Third, treatment regimens could not be simulated with complete accuracy. Between the period of April 1996 and September 1996 there were roughly 13 unique HAART regimens used in the WIHS, with 25% of women taking the most common regimen which consisted of zidovudine, lamivudine and indinavir.
However, by the year 2000, there were 171 unique HAART regimens reported in the cohort, with fewer than 15% of women taking the most common regimen of stavudine, lamivudine and nelfinavir.
We attempted to account for HAART era effects on treatments used by using values representative of commonly-used regimens for the given time period during which the WIHS treatment data were collected.
However, we recognize these assumptions were at best approximations of the actual range of regimens used.
We emphasize that this analysis is not intended to be a representation of the current treatment environment, where there have been substantial improvements over time in response to treatment, both in terms of drug efficacy and reductions in treatment failure, in addition to decreases in drug toxicity.
Rather, the purpose of these exercises was to assess whether the model could produce results consistent with the data used to parameterize the model (i.e., internal consistency and validity), and could simulate a specific cohort such that outcomes were consistent with independent data from that cohort. Using this same model to simulate access to contemporary treatment strategies in HIV-infected women in the United States today, we found the projected life expectancy in women with a mean CD4 cell count of 350/µl, exceeded 250 months (>21 years) given 5 lines of therapy and assuming initiation of HAART at a CD4 cell count of 350/µl. Simulations using a higher CD4 cell count threshold for treatment and/or a greater number of contemporary treatment regimens are likely to project even longer life expectancies.
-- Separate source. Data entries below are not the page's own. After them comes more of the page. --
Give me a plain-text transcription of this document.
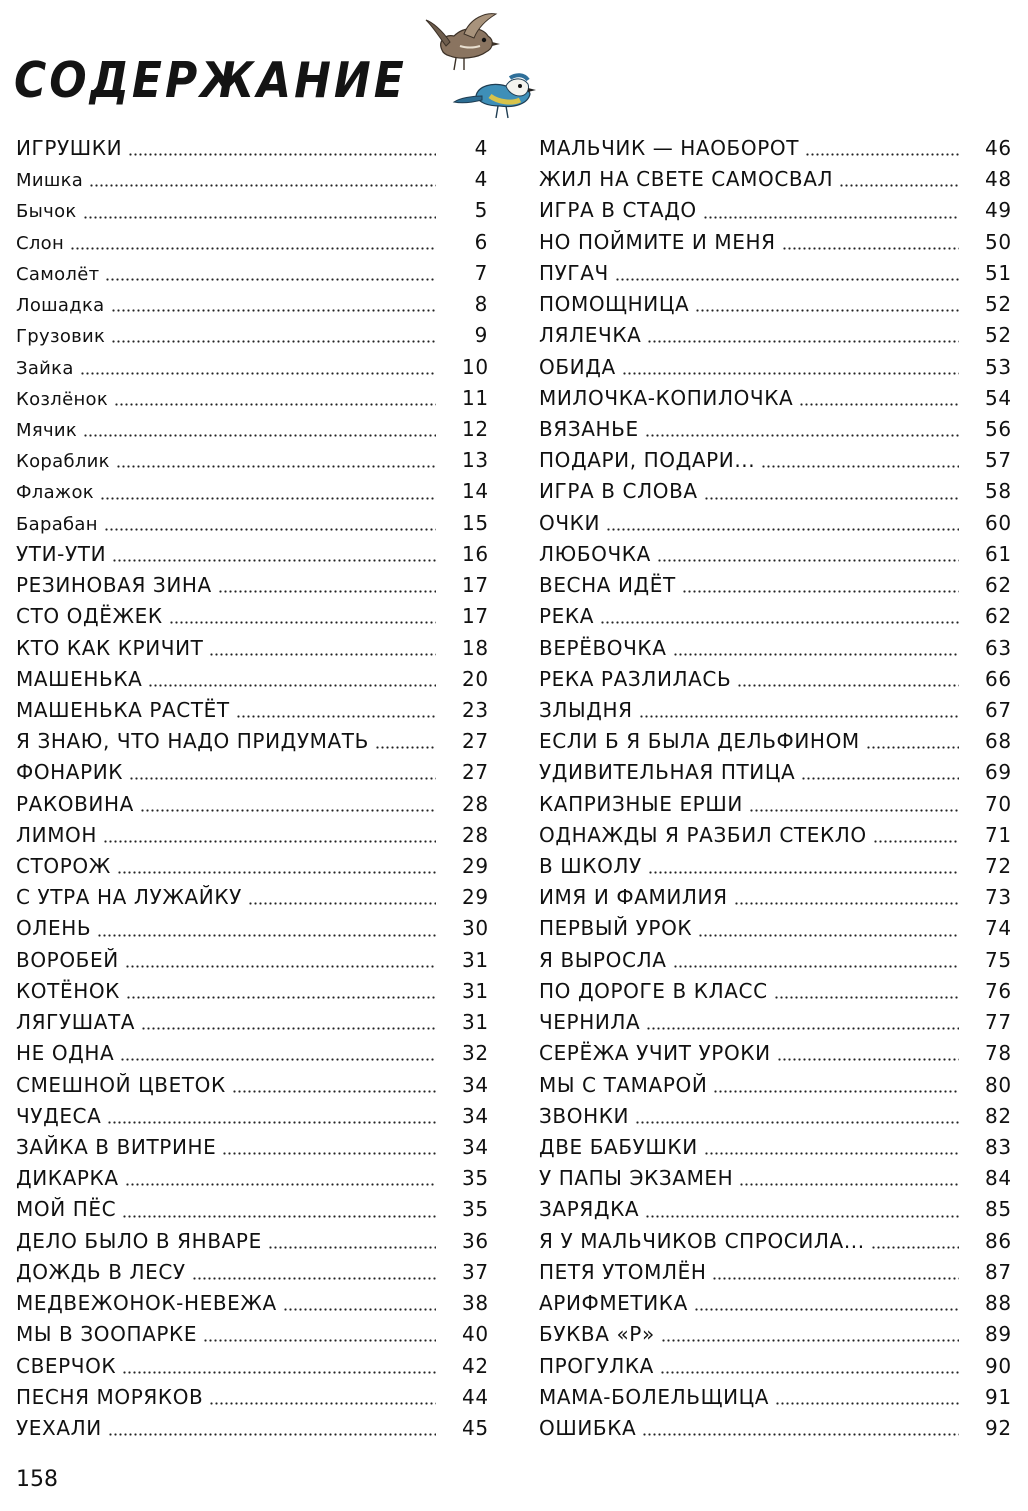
СОДЕРЖАНИЕ
ИГРУШКИ	4
Мишка	4
Бычок	5
Слон	6
Самолёт	7
Лошадка	8
Грузовик	9
Зайка	10
Козлёнок	11
Мячик	12
Кораблик	13
Флажок	14
Барабан	15
УТИ-УТИ	16
РЕЗИНОВАЯ ЗИНА	17
СТО ОДЁЖЕК	17
КТО КАК КРИЧИТ	18
МАШЕНЬКА	20
МАШЕНЬКА РАСТЁТ	23
Я ЗНАЮ, ЧТО НАДО ПРИДУМАТЬ	27
ФОНАРИК	27
РАКОВИНА	28
ЛИМОН	28
СТОРОЖ	29
С УТРА НА ЛУЖАЙКУ	29
ОЛЕНЬ	30
ВОРОБЕЙ	31
КОТЁНОК	31
ЛЯГУШАТА	31
НЕ ОДНА	32
СМЕШНОЙ ЦВЕТОК	34
ЧУДЕСА	34
ЗАЙКА В ВИТРИНЕ	34
ДИКАРКА	35
МОЙ ПЁС	35
ДЕЛО БЫЛО В ЯНВАРЕ	36
ДОЖДЬ В ЛЕСУ	37
МЕДВЕЖОНОК-НЕВЕЖА	38
МЫ В ЗООПАРКЕ	40
СВЕРЧОК	42
ПЕСНЯ МОРЯКОВ	44
УЕХАЛИ	45
МАЛЬЧИК — НАОБОРОТ	46
ЖИЛ НА СВЕТЕ САМОСВАЛ	48
ИГРА В СТАДО	49
НО ПОЙМИТЕ И МЕНЯ	50
ПУГАЧ	51
ПОМОЩНИЦА	52
ЛЯЛЕЧКА	52
ОБИДА	53
МИЛОЧКА-КОПИЛОЧКА	54
ВЯЗАНЬЕ	56
ПОДАРИ, ПОДАРИ...	57
ИГРА В СЛОВА	58
ОЧКИ	60
ЛЮБОЧКА	61
ВЕСНА ИДЁТ	62
РЕКА	62
ВЕРЁВОЧКА	63
РЕКА РАЗЛИЛАСЬ	66
ЗЛЫДНЯ	67
ЕСЛИ Б Я БЫЛА ДЕЛЬФИНОМ	68
УДИВИТЕЛЬНАЯ ПТИЦА	69
КАПРИЗНЫЕ ЕРШИ	70
ОДНАЖДЫ Я РАЗБИЛ СТЕКЛО	71
В ШКОЛУ	72
ИМЯ И ФАМИЛИЯ	73
ПЕРВЫЙ УРОК	74
Я ВЫРОСЛА	75
ПО ДОРОГЕ В КЛАСС	76
ЧЕРНИЛА	77
СЕРЁЖА УЧИТ УРОКИ	78
МЫ С ТАМАРОЙ	80
ЗВОНКИ	82
ДВЕ БАБУШКИ	83
У ПАПЫ ЭКЗАМЕН	84
ЗАРЯДКА	85
Я У МАЛЬЧИКОВ СПРОСИЛА...	86
ПЕТЯ УТОМЛЁН	87
АРИФМЕТИКА	88
БУКВА «Р»	89
ПРОГУЛКА	90
МАМА-БОЛЕЛЬЩИЦА	91
ОШИБКА	92
158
Exercises that involve iterative assessment of model performance can provide information about the relative influence of different uncertain assumptions, illuminate unexpected synergies between parameters, and provide insight into particular heterogeneities within and between cohorts. When data are available to allow for exercises like those described here, they can be used to assess model performance; descriptive analyses of the process taken to do so can contribute to a dialogue about different approaches that are taken by analysts to assess model process and model structure uncertainty.